Saturday, August 8, 2020

Driving Crosscountry 2020 : Landscape Changes in Utah

What follows are a series of pictures that do as much justice to the landscape changes in Utah as a 2d medium can muster. Description is under each photo.
After the border with Colorado, the Rockies turn to brownish hills in Utah. ...
... and as you travel west, those hills get flatter and rockier, until ...
... suddenly you realize they are mesas, and they are getting more and more orange, but between the mesas ...
... is NOTHING! ... And when I say nothing, I mean NOTHING. Just huge open places with brown grasses, tiny shrubs, open range tumbleweeds (literally) and NO PEOPLE and NO GAS for miles and miles in this "Great Basin."
Some of the mesas are really quite GRAND!
... Then suddenly you notice the mesas aren't really flat anymore due to erosion ...
... they are MORE orange, and have these knobbly spikes on the top ...
And then the mesas become hills again and begin to get more "gray," for lack of a better word. They really contain many colors...
But from a distance they get more and more gray, and more and more flat until you realize that some of the changes in color are from SALT ... and the the flatness turns into ...
... The Salt Flats near Salt Lake City! This was surely the most surreal landscape we saw.
In the western part of Utah, the hills are more like dunes. 
... and to our surprise, that is when we hit Oregon! The Southeastern part of Oregon is not lush AT ALL!

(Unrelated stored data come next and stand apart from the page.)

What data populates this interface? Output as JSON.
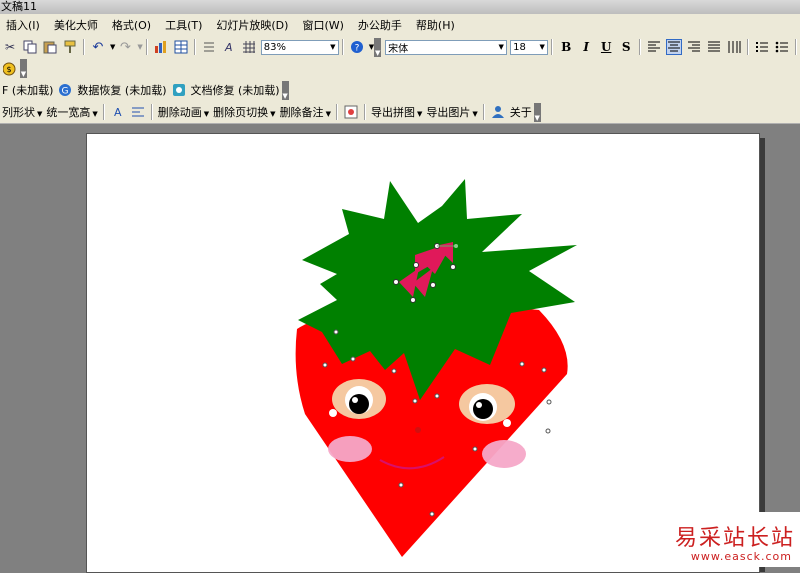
{
  "window": {
    "title": "文稿11"
  },
  "menu": [
    "插入(I)",
    "美化大师",
    "格式(O)",
    "工具(T)",
    "幻灯片放映(D)",
    "窗口(W)",
    "办公助手",
    "帮助(H)"
  ],
  "toolbar1": {
    "zoom": "83%",
    "font_name": "宋体",
    "font_size": "18",
    "bold": "B",
    "italic": "I",
    "underline": "U",
    "shadow": "S",
    "grow_font": "A",
    "shrink_font": "A"
  },
  "toolbar3": {
    "item0": "F (未加载)",
    "item1": "数据恢复 (未加载)",
    "item2": "文档修复 (未加载)"
  },
  "toolbar4": {
    "item0": "列形状",
    "item1": "统一宽高",
    "item2": "删除动画",
    "item3": "删除页切换",
    "item4": "删除备注",
    "item5": "导出拼图",
    "item6": "导出图片",
    "item7": "关于"
  },
  "watermark": {
    "text": "易采站长站",
    "url": "www.easck.com"
  },
  "colors": {
    "strawberry": "#ff0000",
    "leaves": "#008000",
    "bow": "#e0195a",
    "blush": "#f5a8c8",
    "eye_ring": "#f5c8a0"
  }
}
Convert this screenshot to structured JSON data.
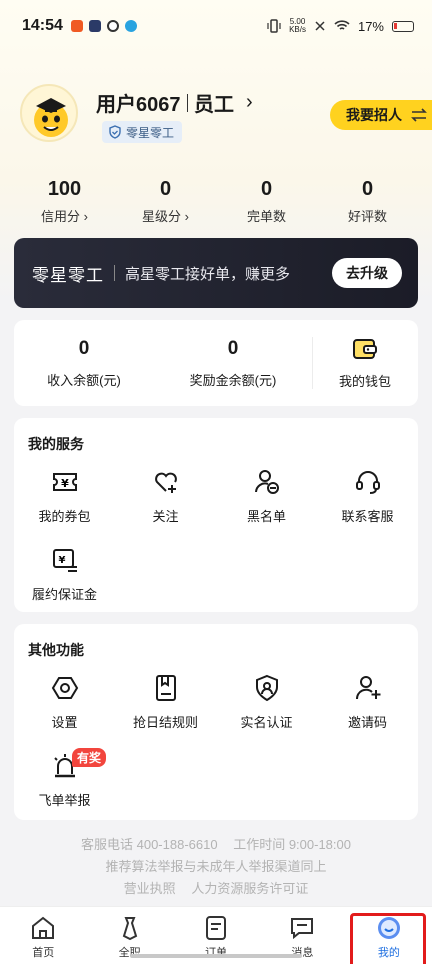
{
  "status_bar": {
    "time": "14:54",
    "net_speed_top": "5.00",
    "net_speed_bottom": "KB/s",
    "battery": "17%"
  },
  "profile": {
    "name": "用户6067",
    "role": "员工",
    "badge": "零星零工",
    "recruit_button": "我要招人"
  },
  "stats": [
    {
      "value": "100",
      "label": "信用分 ›"
    },
    {
      "value": "0",
      "label": "星级分 ›"
    },
    {
      "value": "0",
      "label": "完单数"
    },
    {
      "value": "0",
      "label": "好评数"
    }
  ],
  "banner": {
    "title": "零星零工",
    "subtitle": "高星零工接好单，赚更多",
    "button": "去升级"
  },
  "wallet": {
    "income_value": "0",
    "income_label": "收入余额(元)",
    "reward_value": "0",
    "reward_label": "奖励金余额(元)",
    "wallet_label": "我的钱包"
  },
  "services": {
    "title": "我的服务",
    "items": [
      {
        "label": "我的券包",
        "icon": "coupon-icon"
      },
      {
        "label": "关注",
        "icon": "heart-plus-icon"
      },
      {
        "label": "黑名单",
        "icon": "user-block-icon"
      },
      {
        "label": "联系客服",
        "icon": "headset-icon"
      },
      {
        "label": "履约保证金",
        "icon": "deposit-icon"
      }
    ]
  },
  "functions": {
    "title": "其他功能",
    "items": [
      {
        "label": "设置",
        "icon": "settings-icon"
      },
      {
        "label": "抢日结规则",
        "icon": "rules-book-icon"
      },
      {
        "label": "实名认证",
        "icon": "verify-shield-icon"
      },
      {
        "label": "邀请码",
        "icon": "invite-user-icon"
      },
      {
        "label": "飞单举报",
        "icon": "alarm-icon",
        "tag": "有奖"
      }
    ]
  },
  "footer": {
    "hotline": "客服电话 400-188-6610",
    "hours": "工作时间 9:00-18:00",
    "line2": "推荐算法举报与未成年人举报渠道同上",
    "license1": "营业执照",
    "license2": "人力资源服务许可证"
  },
  "tabbar": [
    {
      "label": "首页",
      "icon": "home-icon"
    },
    {
      "label": "全职",
      "icon": "tie-icon"
    },
    {
      "label": "订单",
      "icon": "order-icon"
    },
    {
      "label": "消息",
      "icon": "message-icon"
    },
    {
      "label": "我的",
      "icon": "profile-smile-icon",
      "active": true
    }
  ],
  "colors": {
    "accent_yellow": "#ffd21f",
    "active_tab": "#1f6fe0",
    "banner_bg": "#1b1c27",
    "tag_red": "#f2453d"
  }
}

And now a word about the humidity. There is NONE. In fact, in the Great Basin by the mesas, the water feels like it's being sucked out of your skin in a dangerous way. In fact, I had a crust of bread in the car for an hour or so, and it turned into crunchy toast! There were times when I realized that, if the truck broke down, we really could die. But it didn't, and we were safe.